Le destin des Bleus de Domenech aurait-il été différent lors des tirs au but si Zinédine Zidane avait été toujours là ? Difficile de l’affirmer tant les tireurs italiens ont été intraitables dans cet exercice, de Pirlo à Grosso en passant par l’inévitable Materazzi. Le malheureux Trezeguet qui envoya sa tentative sur la barre n’avait plus que ses yeux pour pleurer : « Regrets éternels », comme titra l’Équipe le lendemain. Et Zidane dans tout ça ? Les réactions furent partagées après son coup de sang qui suscita de l’indignation, mais aussi de la compréhension. « Je ne sais pas ce qui s’est passé et pour quelle raison il a été sanctionné. Mais je voudrais dire toute l’estime que j’ai pour un homme qui a incarné à la fois les belles valeurs du sport, les plus grandes qualités humaines et qui a fait honneur au sport français, et tout simplement honneur à la France », dira notamment Jacques Chirac.
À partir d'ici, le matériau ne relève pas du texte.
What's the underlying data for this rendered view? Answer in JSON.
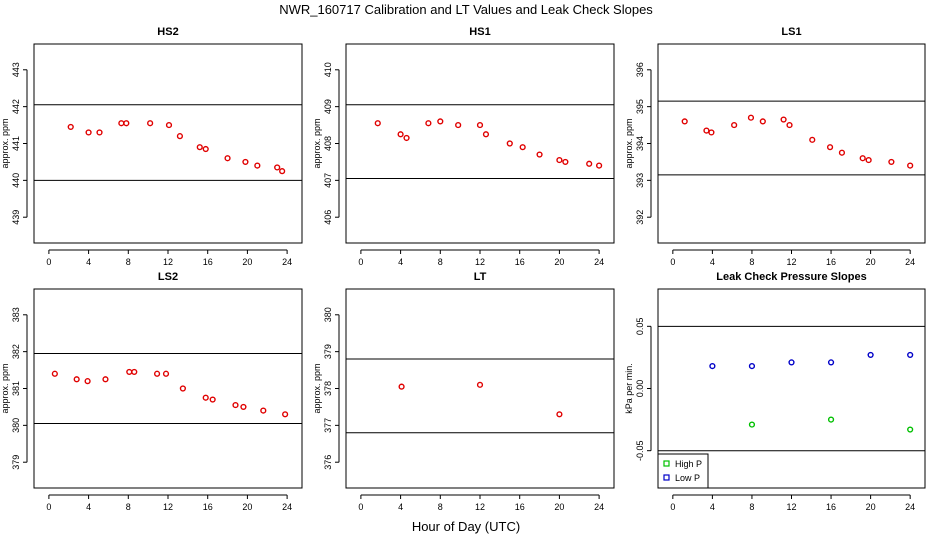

Que reste-t-il de cette ultime apparition de Zinédine Zidane en tant que joueur ? La culture populaire s’est emparée de ce coup de boule. Une chanson parodiée se vendra à plus de 330 000 exemplaires en France, même les Simpson dans un de leurs épisodes reprendront la mythique scène. On ne peut s’empêcher de repenser à ces quelques secondes suspendues dans le temps à Berlin et regretter de ne pas voir une sortie plus lumineuse, tant « Zizou » restera comme l’une des plus grandes figures de l’histoire du sport français. Et avec trois Ligues des champions consécutives remportées en tant qu’entraîneur avec le Real Madrid de 2016 à 2018, il continue même d’écrire sa légende sur les bancs en gardant cette fois-ci bien la tête froide.